La demande formée par Monsieur [G] [J] au titre des dépens concernant l’article A444-32 du code de commerce en cas de recours à l’exécution forcée, sera rejetée considérant qu’ils restent encore hypothétiques à ce stade.
Monsieur [R] [Y] [U] [D] supportera également une indemnité de 500 € au titre de l’article 700 du code de procédure civile.

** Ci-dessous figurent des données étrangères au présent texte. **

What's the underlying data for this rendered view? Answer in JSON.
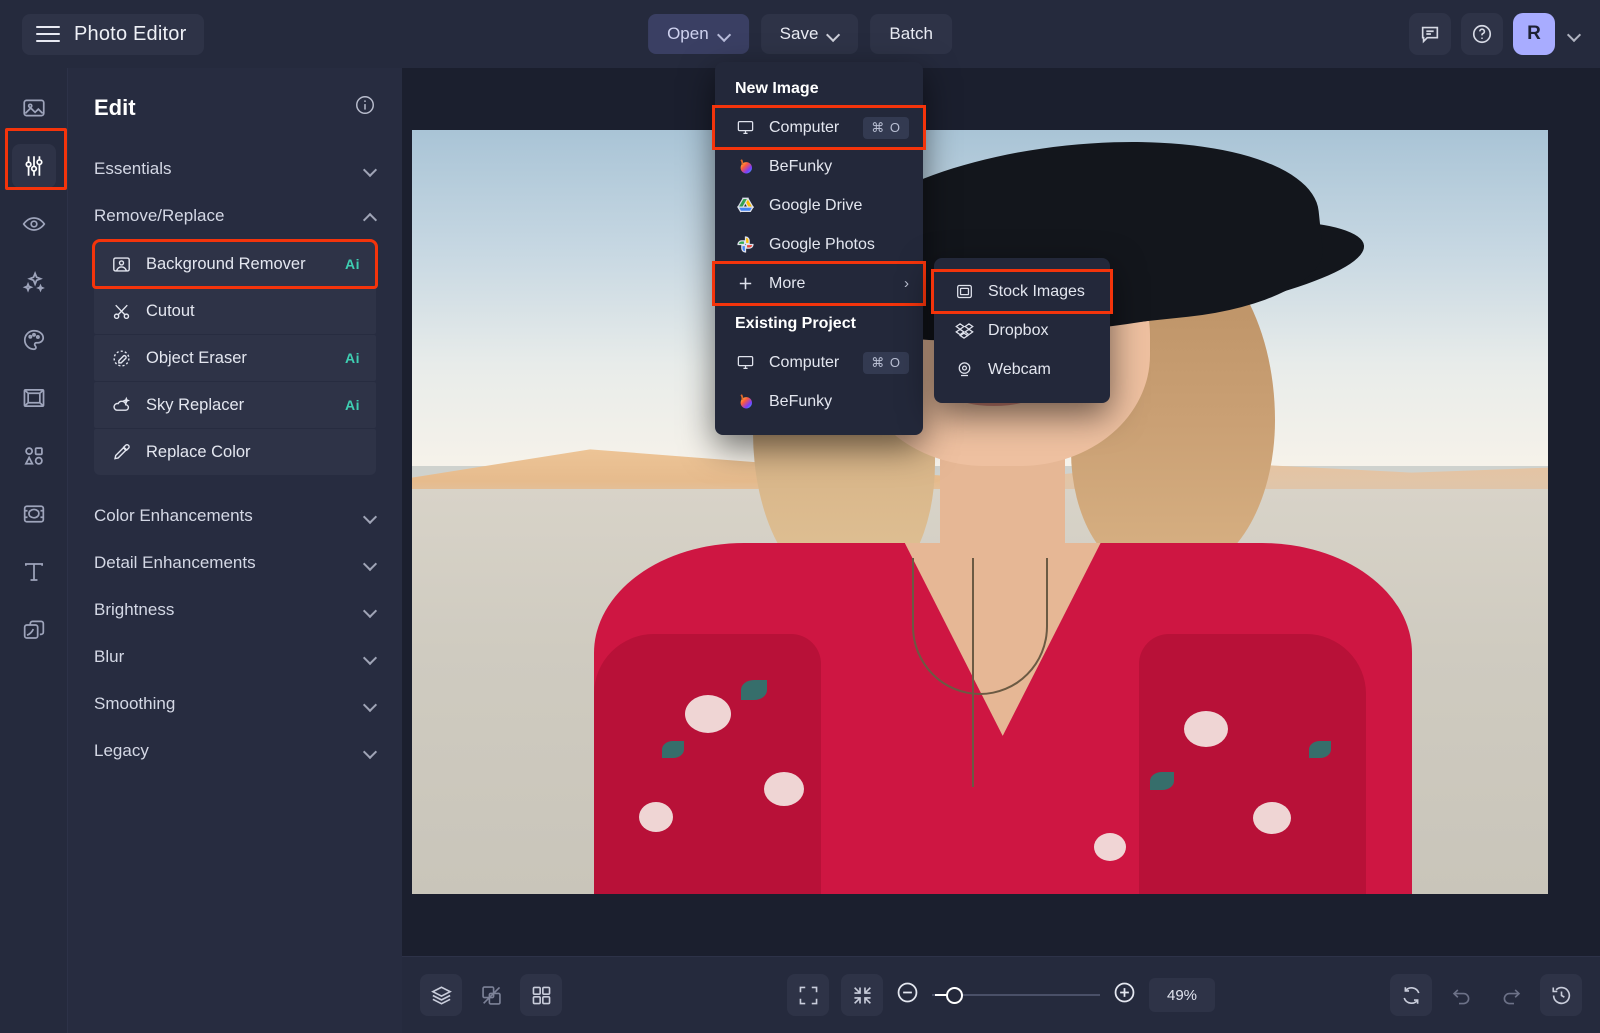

La présente décision est de plein droit exécutoire à titre provisoire.
PAR CES MOTIFS :
Statuant en qualité de juge des contentieux de la protection, publiquement, en référé, par ordonnance mise à disposition au greffe, réputée contradictoire et en premier ressort :
CONSTATONS, à la date du 12 juin 2025, l’acquisition de la clause résolutoire figurant au bail conclu le 11 mars 2016 à effet du 30 mars 2016 et liant Monsieur [G] [J] à Monsieur [R] [Y] [U] [D], concernant le bien à usage d’habitation, situé [Adresse 4] à [Localité 9] et le parking aérien (lot 69) ;
ORDONNONS en conséquence à Monsieur [R] [Y] [U] [D] de libérer les lieux, avec restitution des clés, dès la signification de la présente ordonnance ;
DISONS qu’à défaut pour Monsieur [R] [Y] [U] [D] d’avoir volontairement libéré les lieux et restitué les clés dans ce délai, Monsieur [G] [J] pourra, deux mois après la signification d’un commandement de quitter les lieux, faire procéder à son expulsion ainsi qu’à celle de tous occupants de son chef, y compris le cas échéant avec le concours d’un serrurier et de la force publique ;
REJETONS la demande formée par Monsieur [G] [J] au titre de la séquestration des meubles et objets mobiliers garnissant les lieux et RAPPELONS qu’en cas d’expulsion le sort des meubles est régi par les articles L.433-1, L.433-2 et R.433-1 et suivants du code des procédures civiles d’exécution ;
FIXONS à titre provisionnel, à compter de la date d’effet de la résiliation du bail, une indemnité d’occupation équivalente au montant du loyer révisable selon les conditions contractuelles augmentées de la provision sur charges (544,17 euros par mois à la date d’audience), et de la régularisation au titre des charges ou taxes récupérables sur production de justificatifs ;
CONDAMNONS Monsieur [R] [Y] [U] [D] à payer à Monsieur [G] [J], à titre provisionnel, la somme de 4.974,37 euros, au titre de l’arriéré de loyers, charges, et indemnités d’occupation (décompte arrêté au 06 octobre 2025, échéance d’octobre 2025 comprise), avec les intérêts au taux légal à compter de la présente décision ; ainsi qu’au paiement des indemnités d’occupation continuant à courir à compter du 1er novembre 2025 jusqu’à la libération effective des lieux ;
CONDAMNONS Monsieur [R] [Y] [U] [D] aux dépens, qui comprendront notamment le coût du commandement de payer et de justifier d’une assurance, hormis sa dénonciation à la commission de coordination des actions de prévention des expulsions locatives, ainsi que le coût de l’assignation et de sa notification à la préfecture ;
REJETONS la demande de Monsieur [G] [J] au titre des dépens concernant l’article A444-32 du code de commerce ;
CONDAMNONS Monsieur [R] [Y] [U] [D] à payer à Monsieur [G] [J] la somme de 500 euros au titre de l’article 700 du code de procédure civile ;
REJETONS les plus amples demandes des parties ;
RAPPELONS que la présente ordonnance est de plein droit exécutoire à titre provisoire.
Ainsi jugé et mis à disposition, les jour, mois et an susdits.